Revisions second months in the quarter .
The figures from the first months in the quarter are preliminary. They are re-estimated, at the same time as the data from the second months in the quarter are estimated, supplemented with the extra interviewees that we got after the preliminary deadline and with more up to date or better auxiliary register variables. For the re-estimation, also more up to date auxiliary information about the whole population from the Register of Employee and the Central Population Register are utilized.

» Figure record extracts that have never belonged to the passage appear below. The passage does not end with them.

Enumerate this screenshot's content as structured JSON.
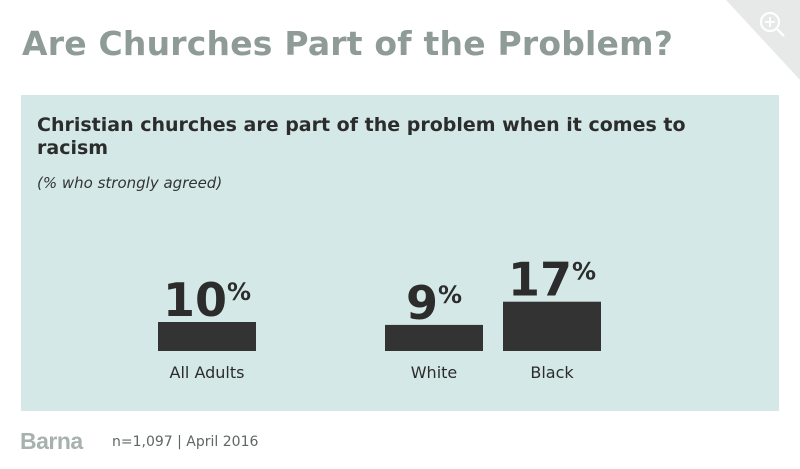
{
  "page": {
    "title": "Are Churches Part of the Problem?",
    "zoom_icon": "zoom-in-icon"
  },
  "chart_data": {
    "type": "bar",
    "title": "Christian churches are part of the problem when it comes to racism",
    "subtitle": "(% who strongly agreed)",
    "categories": [
      "All Adults",
      "White",
      "Black"
    ],
    "values": [
      10,
      9,
      17
    ],
    "value_labels": [
      "10%",
      "9%",
      "17%"
    ],
    "unit": "%",
    "bar_color": "#333333",
    "background_color": "#d4e8e8"
  },
  "footer": {
    "logo": "Barna",
    "note": "n=1,097 | April 2016"
  }
}
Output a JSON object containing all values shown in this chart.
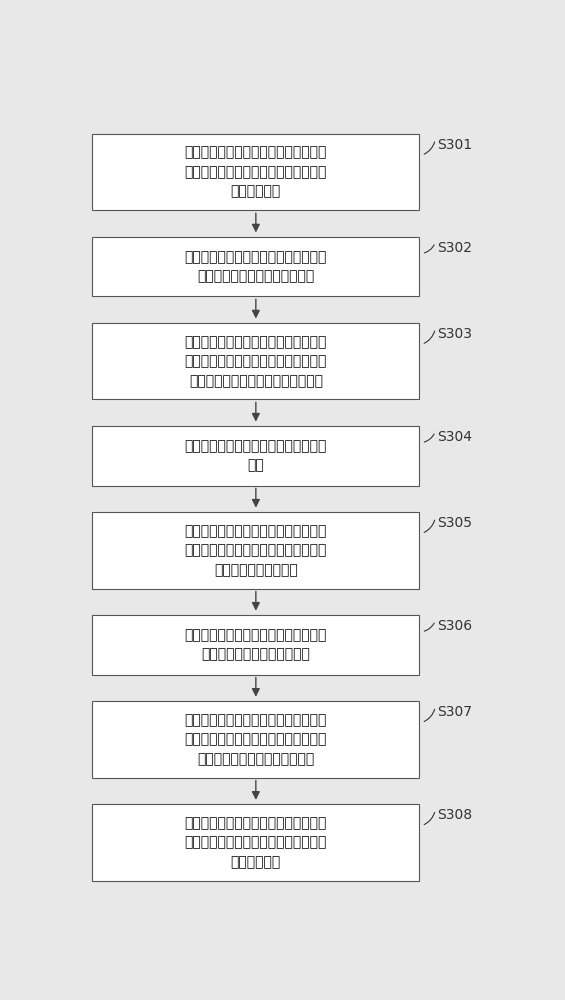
{
  "bg_color": "#e8e8e8",
  "box_color": "#ffffff",
  "box_edge_color": "#555555",
  "arrow_color": "#444444",
  "text_color": "#111111",
  "label_color": "#333333",
  "steps": [
    {
      "id": "S301",
      "label": "S301",
      "text": "按照雷达的分辨力和零旁瓣带要求，设\n定波形参数，并根据所述波形参数构造\n多相序列矩阵",
      "lines": 3
    },
    {
      "id": "S302",
      "label": "S302",
      "text": "利用所述多相序列矩阵中各行依次串接\n形成各发射波形的多相编码序列",
      "lines": 2
    },
    {
      "id": "S303",
      "label": "S303",
      "text": "利用所述多相编码序列，分别对基脉冲\n进行编码调制以产生所述多输出多输入\n雷达发射阵列各发射阵元的发射信号",
      "lines": 3
    },
    {
      "id": "S304",
      "label": "S304",
      "text": "通过所述发射阵元发射相应的所述发射\n信号",
      "lines": 2
    },
    {
      "id": "S305",
      "label": "S305",
      "text": "通过所述多输出多输入雷达的接收阵列\n的多个接收阵元接收所述发射信号经目\n标物反射后的回波信号",
      "lines": 3
    },
    {
      "id": "S306",
      "label": "S306",
      "text": "对所述回波信号进行基带转换和模数变\n换以得到各接收阵元回波序列",
      "lines": 2
    },
    {
      "id": "S307",
      "label": "S307",
      "text": "以所述发射信号为参考信号，对所述各\n接收阵元回波序列从频域进行匹配滤波\n处理得到脉冲压缩输出回波序列",
      "lines": 3
    },
    {
      "id": "S308",
      "label": "S308",
      "text": "利用设定距离门对所述脉压输出回波序\n列按一定时间间隔进行截取，以得到零\n旁瓣回波序列",
      "lines": 3
    }
  ],
  "fig_width": 5.65,
  "fig_height": 10.0,
  "dpi": 100
}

Quarterly revisions . The figures from the first two months in the quarter are preliminary. They are re-estimated at the end of the quarter supplemented with the extra interviewees that we get after the preliminary deadlines and with better auxiliary register variables. For the re-estimation, also more up to date auxiliary information about the whole population from the Register of Employee are utilized.
Yearly revisions . After seasonal adjustment, the levels are corrected to make the annual averages of the seasonally adjusted figures equal to the corresponding unadjusted figures from the LFS. The annual averages of a year are not ready until we publish the 4 th quarter figures. At that point we use new factors of level correction. Until the 4 th quarter publication is available, preliminary level correction factors from last year have to be used. For the estimation of the 4 th quarter also more up to date auxiliary information about the whole population from the annual Tax Register are utilized.

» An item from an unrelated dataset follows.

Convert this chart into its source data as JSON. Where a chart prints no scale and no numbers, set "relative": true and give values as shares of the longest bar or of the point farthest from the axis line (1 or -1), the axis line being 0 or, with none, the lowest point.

Concurrent versus current adjustment
Partial concurrent adjustment
The model, filters and calendar regressors are re-identified once a year and the respective parameters and factors re-estimated every time a new or revised data becomes available.
Comments : Additive outliers are detected automatically and parameters re-estimated every time new data becomes available.

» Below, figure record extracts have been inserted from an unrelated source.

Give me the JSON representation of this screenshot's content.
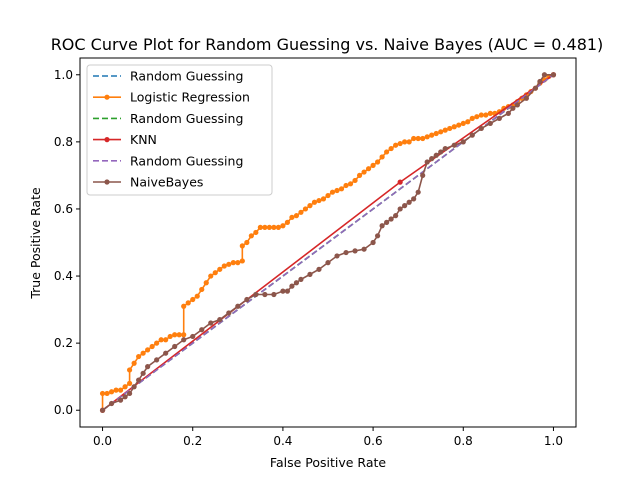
{
  "chart_data": {
    "type": "line",
    "title": "ROC Curve Plot for Random Guessing vs. Naive Bayes (AUC = 0.481)",
    "xlabel": "False Positive Rate",
    "ylabel": "True Positive Rate",
    "xlim": [
      -0.05,
      1.05
    ],
    "ylim": [
      -0.05,
      1.05
    ],
    "xticks": [
      "0.0",
      "0.2",
      "0.4",
      "0.6",
      "0.8",
      "1.0"
    ],
    "yticks": [
      "0.0",
      "0.2",
      "0.4",
      "0.6",
      "0.8",
      "1.0"
    ],
    "grid": false,
    "legend_position": "top-left",
    "series": [
      {
        "name": "Random Guessing",
        "color": "#1f77b4",
        "dash": true,
        "markers": false,
        "x": [
          0,
          1
        ],
        "y": [
          0,
          1
        ]
      },
      {
        "name": "Logistic Regression",
        "color": "#ff7f0e",
        "dash": false,
        "markers": true,
        "x": [
          0.0,
          0.0,
          0.01,
          0.02,
          0.03,
          0.04,
          0.05,
          0.06,
          0.06,
          0.07,
          0.08,
          0.09,
          0.1,
          0.11,
          0.12,
          0.13,
          0.14,
          0.15,
          0.16,
          0.17,
          0.18,
          0.18,
          0.19,
          0.2,
          0.21,
          0.22,
          0.23,
          0.24,
          0.25,
          0.26,
          0.27,
          0.28,
          0.29,
          0.3,
          0.31,
          0.31,
          0.32,
          0.33,
          0.34,
          0.35,
          0.36,
          0.37,
          0.38,
          0.39,
          0.4,
          0.41,
          0.42,
          0.43,
          0.44,
          0.45,
          0.46,
          0.47,
          0.48,
          0.49,
          0.5,
          0.51,
          0.52,
          0.53,
          0.54,
          0.55,
          0.56,
          0.57,
          0.58,
          0.59,
          0.6,
          0.61,
          0.62,
          0.63,
          0.64,
          0.65,
          0.66,
          0.67,
          0.68,
          0.69,
          0.7,
          0.71,
          0.72,
          0.73,
          0.74,
          0.75,
          0.76,
          0.77,
          0.78,
          0.79,
          0.8,
          0.81,
          0.82,
          0.83,
          0.84,
          0.85,
          0.86,
          0.87,
          0.88,
          0.89,
          0.9,
          0.91,
          0.92,
          0.93,
          0.94,
          0.95,
          0.96,
          0.97,
          0.98,
          0.99,
          1.0
        ],
        "y": [
          0.0,
          0.05,
          0.05,
          0.055,
          0.06,
          0.06,
          0.07,
          0.08,
          0.12,
          0.14,
          0.16,
          0.17,
          0.18,
          0.19,
          0.2,
          0.21,
          0.21,
          0.22,
          0.225,
          0.225,
          0.225,
          0.31,
          0.32,
          0.33,
          0.34,
          0.36,
          0.38,
          0.4,
          0.41,
          0.42,
          0.43,
          0.435,
          0.44,
          0.44,
          0.445,
          0.49,
          0.5,
          0.52,
          0.53,
          0.545,
          0.545,
          0.545,
          0.545,
          0.545,
          0.55,
          0.56,
          0.575,
          0.58,
          0.59,
          0.6,
          0.61,
          0.62,
          0.625,
          0.63,
          0.64,
          0.65,
          0.655,
          0.66,
          0.67,
          0.675,
          0.685,
          0.7,
          0.71,
          0.72,
          0.73,
          0.74,
          0.755,
          0.77,
          0.78,
          0.79,
          0.795,
          0.8,
          0.8,
          0.81,
          0.81,
          0.81,
          0.815,
          0.82,
          0.825,
          0.83,
          0.835,
          0.84,
          0.845,
          0.85,
          0.855,
          0.86,
          0.87,
          0.875,
          0.88,
          0.88,
          0.885,
          0.885,
          0.89,
          0.9,
          0.905,
          0.91,
          0.92,
          0.93,
          0.94,
          0.95,
          0.96,
          0.975,
          0.985,
          0.995,
          1.0
        ]
      },
      {
        "name": "Random Guessing",
        "color": "#2ca02c",
        "dash": true,
        "markers": false,
        "x": [
          0,
          1
        ],
        "y": [
          0,
          1
        ]
      },
      {
        "name": "KNN",
        "color": "#d62728",
        "dash": false,
        "markers": true,
        "x": [
          0.0,
          0.66,
          1.0
        ],
        "y": [
          0.0,
          0.68,
          1.0
        ]
      },
      {
        "name": "Random Guessing",
        "color": "#9467bd",
        "dash": true,
        "markers": false,
        "x": [
          0,
          1
        ],
        "y": [
          0,
          1
        ]
      },
      {
        "name": "NaiveBayes",
        "color": "#8c564b",
        "dash": false,
        "markers": true,
        "x": [
          0.0,
          0.02,
          0.04,
          0.05,
          0.06,
          0.07,
          0.08,
          0.09,
          0.1,
          0.12,
          0.14,
          0.16,
          0.18,
          0.2,
          0.22,
          0.24,
          0.26,
          0.28,
          0.3,
          0.32,
          0.34,
          0.36,
          0.38,
          0.4,
          0.41,
          0.42,
          0.43,
          0.44,
          0.46,
          0.48,
          0.5,
          0.52,
          0.54,
          0.56,
          0.58,
          0.6,
          0.61,
          0.62,
          0.63,
          0.64,
          0.65,
          0.66,
          0.67,
          0.68,
          0.69,
          0.7,
          0.71,
          0.72,
          0.73,
          0.74,
          0.75,
          0.76,
          0.78,
          0.8,
          0.82,
          0.84,
          0.86,
          0.88,
          0.9,
          0.91,
          0.92,
          0.94,
          0.96,
          0.97,
          0.98,
          1.0
        ],
        "y": [
          0.0,
          0.02,
          0.03,
          0.04,
          0.05,
          0.07,
          0.09,
          0.11,
          0.13,
          0.15,
          0.17,
          0.19,
          0.21,
          0.22,
          0.24,
          0.26,
          0.27,
          0.29,
          0.31,
          0.33,
          0.345,
          0.345,
          0.345,
          0.355,
          0.355,
          0.37,
          0.38,
          0.39,
          0.405,
          0.42,
          0.44,
          0.46,
          0.47,
          0.475,
          0.48,
          0.5,
          0.52,
          0.55,
          0.56,
          0.57,
          0.58,
          0.6,
          0.61,
          0.62,
          0.63,
          0.65,
          0.7,
          0.74,
          0.75,
          0.76,
          0.77,
          0.78,
          0.79,
          0.8,
          0.82,
          0.84,
          0.855,
          0.87,
          0.885,
          0.9,
          0.91,
          0.93,
          0.96,
          0.98,
          1.0,
          1.0
        ]
      }
    ]
  }
}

Horizon for published revisions
The entire time series is revised in the event of a re-estimation of the seasonal factors.
Evaluation of seasonally adjustment data
Continuous/periodical evaluation using standard measures proposed by different seasonal adjustment tools.
Quality measures for seasonal adjustment
For most of the series, a selected set of diagnostics and graphical facilities for bulk treatment of data is used.
For more information on the quality indicators in the table see: metadata on methods: seasonal adjustment
Seasonal adjustment of short time series
All series are sufficiently long to perform an optimal seasonal adjustment.
Comments : As from 2006 the LFS was revised, among other things the lower age limit covered by the survey was lowered from 16 to 15. In order to avoid breaks in the series, we start all the time series in 2006.
Treatment of problematic series
Problematic series are treated in a special way only when they are relevant. The remaining series are treated according to normal procedures.
Comments : Due to large random variation (sample uncertainty) and small seasonal variation, we do not seasonally adjust all the main variables of the LFS gender divided. This is the case for unemployment, employment and for Employed persons man-weeks worked for persons 15-24 years. Afterwards, gender divided figures are constructed from seasonally adjusted figures by utilizing monthly gender distributions calculated from trend-cycle figures from additional unofficial seasonal adjustments of the LFS.
Three months moving averages of seasonally adjusted data and trend are available.
All metadata information associated with an individual time series is available.
Historical data are available to enable revision analysis.
Comments : In order to reduce the uncertainty, the presented series are three months moving averages of the seasonally adjusted figures. For instance the figure from September is the average of the estimates from August - October.
See previous releases for historical data.
Three months averages of seasonally plus working day adjusted series and trend-cycle series are released.
For each series, some quality measures of the seasonal adjustment are presented.